We discussed this in detail last week so I will not belabour it more than to reiterate that those who lack the experience of working at a business seldom have the prudence to manage one.

‘Unteachability’
I am not talking about the medical condition of inability to learn; rather this is the unwillingness to learn. I take this to be the most damaging trait of all in an entrepreneur. Everybody can do almost everything but not everybody can do everything well, until they learn. A toddler can feed himself and should be allowed to, but if he is not taught how to do it properly the floor will be littered with rice and more grains stuck to his face.





Just about anybody can stick the key in the ignition and move a car but those who fail to learn how to drive are those who, as my sister would say, drive around with an invisible L-plate; the L in this case stands for lunatic though and not learner.
Sponsors don’t expect you to be born with all the skills you need or to have gained all the knowledge to become a successful entrepreneur, but they want you to still have the ability to learn something new. Being teachable demonstrates humility in admitting that we do not know everything, it further reveals an appreciation for the input of others – an essential ingredient for team building.

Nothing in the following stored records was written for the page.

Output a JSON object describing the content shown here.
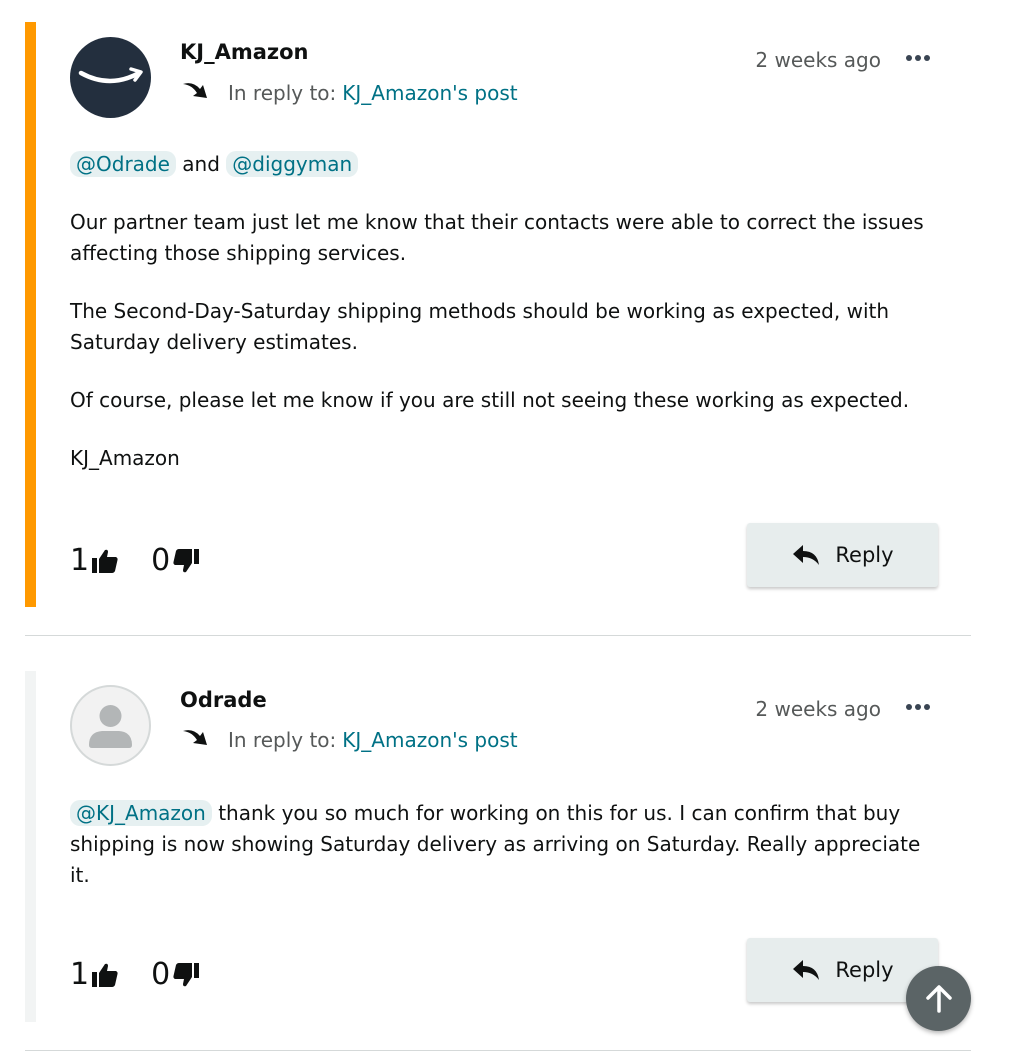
{
  "posts": [
    {
      "author": "KJ_Amazon",
      "reply_prefix": "In reply to:",
      "reply_link": "KJ_Amazon's post",
      "timestamp": "2 weeks ago",
      "mention_1": "@Odrade",
      "mention_and": "and",
      "mention_2": "@diggyman",
      "paragraph_1": "Our partner team just let me know that their contacts were able to correct the issues affecting those shipping services.",
      "paragraph_2": "The Second-Day-Saturday shipping methods should be working as expected, with Saturday delivery estimates.",
      "paragraph_3": "Of course, please let me know if you are still not seeing these working as expected.",
      "signature": "KJ_Amazon",
      "likes": "1",
      "dislikes": "0",
      "reply_label": "Reply",
      "accent_color": "#ff9900"
    },
    {
      "author": "Odrade",
      "reply_prefix": "In reply to:",
      "reply_link": "KJ_Amazon's post",
      "timestamp": "2 weeks ago",
      "mention_1": "@KJ_Amazon",
      "body_text": "thank you so much for working on this for us. I can confirm that buy shipping is now showing Saturday delivery as arriving on Saturday. Really appreciate it.",
      "likes": "1",
      "dislikes": "0",
      "reply_label": "Reply"
    }
  ],
  "colors": {
    "link": "#007185",
    "amazon_avatar_bg": "#232f3e",
    "reply_button_bg": "#e7eded",
    "scroll_top_bg": "#5b6466"
  },
  "icons": {
    "amazon_logo": "amazon-smile-logo-icon",
    "default_avatar": "user-silhouette-icon",
    "reply_arrow": "curved-arrow-icon",
    "more": "ellipsis-icon",
    "like": "thumbs-up-icon",
    "dislike": "thumbs-down-icon",
    "reply": "reply-arrow-icon",
    "scroll_top": "arrow-up-icon"
  }
}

You are as current as the last book you read or seminar you attended on your business. The half-life of new discoveries in most businesses today is getting ever shortened with fresh facebook posts, tweets and Youtube uploads. If you don’t ‘update’ you would be like the car salesman whose client was schooling on the specifications of the cars he was selling.
Honestly, when last did you learn something new? During the past few days, I learnt the meaning of the word ‘splurge’, I learnt that even though social media was designed to connect people it is doing a lot more to divide them  and I also learnt that the manufacturing landscape is rapidly changing with the explosion of 3-D printers (imagine making synthetic cell phone cases of up to 16 colours in your bedroom with a N200,000.00 3-D printer!).
Are you open-minded enough to at least see things from a new perspective? They say we begin to die, the day we stop learning. Even if that sounds dramatic, I can assure you that your business dreams begin to die the day you lose your ability to learn. Don’t be a dinosaur; don’t go extinct.
Have a splendid weekend learning something new.